1. Anasayfa
  2. Yargıtay 14. Hukuk Dairesi

Yargıtay 14. Hukuk Dairesi E: 2015/7744 K: 2017/774 T: 07.02.2017


Davacı vekili, müvekkilinin davalılar ile birlikte …. mahallesi, 9567 ada 1 parsel sayılı taşınmazda hissedar olduğunu, taşınmazın imar parseli olup üzerinde birkaç tane gecekondu şeklinde bina bulunduğunu, taksimi mümkün olmadığından ortaklığın satış yoluyla giderilmesini talep etmiştir.

Davalı …, …, … ve … tarafından verilen cevap dilekçelerinde; davacı müteahhidin uzlaşmacı davranmadığını, hisseleri ucuza kapatmak istediğini, kendilerini mağdur etmeyecek şekilde karara bağlanmasını ve davacıyla uzlaştırılmalarını talep etmişlerdir.
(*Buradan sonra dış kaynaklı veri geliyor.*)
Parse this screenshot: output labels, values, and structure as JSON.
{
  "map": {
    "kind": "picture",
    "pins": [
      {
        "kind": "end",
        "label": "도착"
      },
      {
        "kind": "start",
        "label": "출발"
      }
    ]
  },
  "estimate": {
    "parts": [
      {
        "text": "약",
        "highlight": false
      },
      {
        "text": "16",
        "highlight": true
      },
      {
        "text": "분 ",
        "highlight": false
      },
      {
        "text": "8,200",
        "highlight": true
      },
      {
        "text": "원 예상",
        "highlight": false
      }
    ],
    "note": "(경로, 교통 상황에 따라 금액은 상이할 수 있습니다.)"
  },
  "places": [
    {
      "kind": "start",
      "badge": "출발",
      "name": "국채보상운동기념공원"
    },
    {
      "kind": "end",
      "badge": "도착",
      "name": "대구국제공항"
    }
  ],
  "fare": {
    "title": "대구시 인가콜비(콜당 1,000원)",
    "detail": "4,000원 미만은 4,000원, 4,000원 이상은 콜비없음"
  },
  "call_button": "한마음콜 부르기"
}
Davalı …, …, …, …, …, …, …, … ve … tarafından verilen cevap dilekçelerinde; dava konusu taşınmaz üzerinde iki bina olduğunu, oturdukları bina davacı müteahhit tarafından gecekondu olarak nitelendirilse dahi binanın rahmetli babaları ve kardeşlerinin alın teriyle yaptırdığı bir saray olduğunu, davacı müteahhidin uzlaşmacı tavır sergilemeyip ucuza kapatmak istediğini, kendilerini, ailelerini ve kardeşlerini mağdur etmeyecek şekilde karara bağlanmasını ve davacıyla uzlaştırılmalarını talep etmişlerdir.
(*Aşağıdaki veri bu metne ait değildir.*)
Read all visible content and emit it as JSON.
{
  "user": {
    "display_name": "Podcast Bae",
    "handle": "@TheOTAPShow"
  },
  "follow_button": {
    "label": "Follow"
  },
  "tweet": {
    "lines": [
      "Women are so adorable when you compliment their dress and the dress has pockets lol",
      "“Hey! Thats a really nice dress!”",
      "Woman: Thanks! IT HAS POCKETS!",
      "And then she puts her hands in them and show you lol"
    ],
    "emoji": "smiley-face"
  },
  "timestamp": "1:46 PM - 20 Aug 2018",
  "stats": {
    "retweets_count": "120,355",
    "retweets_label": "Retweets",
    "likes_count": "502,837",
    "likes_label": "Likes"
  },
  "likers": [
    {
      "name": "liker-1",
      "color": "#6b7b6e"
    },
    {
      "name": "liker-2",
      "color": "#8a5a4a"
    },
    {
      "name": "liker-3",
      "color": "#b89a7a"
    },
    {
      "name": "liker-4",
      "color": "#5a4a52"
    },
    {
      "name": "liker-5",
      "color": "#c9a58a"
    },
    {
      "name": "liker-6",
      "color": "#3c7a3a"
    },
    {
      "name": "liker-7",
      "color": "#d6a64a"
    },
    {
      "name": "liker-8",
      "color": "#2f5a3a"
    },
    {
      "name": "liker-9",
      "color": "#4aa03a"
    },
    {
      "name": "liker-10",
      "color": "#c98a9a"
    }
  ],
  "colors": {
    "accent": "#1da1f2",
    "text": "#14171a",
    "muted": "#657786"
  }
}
Davalı … vekili tarafından verilen cevap dilekçesinde; davacının imar parselinin ele geçirerek daha fazla kazanç elde etmek istediğini, davanın zamansız açıldığını, müteahhit olan davacı ile anlaşarak her paydaşa müstakil bir daire veya dükkan verilerek ortaklığın giderilebileceğini belirterek davanın reddini talep etmiştir.

Davalı … tarafından verilen cevap dilekçesinde; imar çalışmalarından önce davalı …, ….’in müstakil yapılar inşa ettiklerini, davacı ile imar çalışmaları sonrasında malik olduklarını, davanın reddini, aksi takdirde aynen taksim edilmesini talep etmiştir.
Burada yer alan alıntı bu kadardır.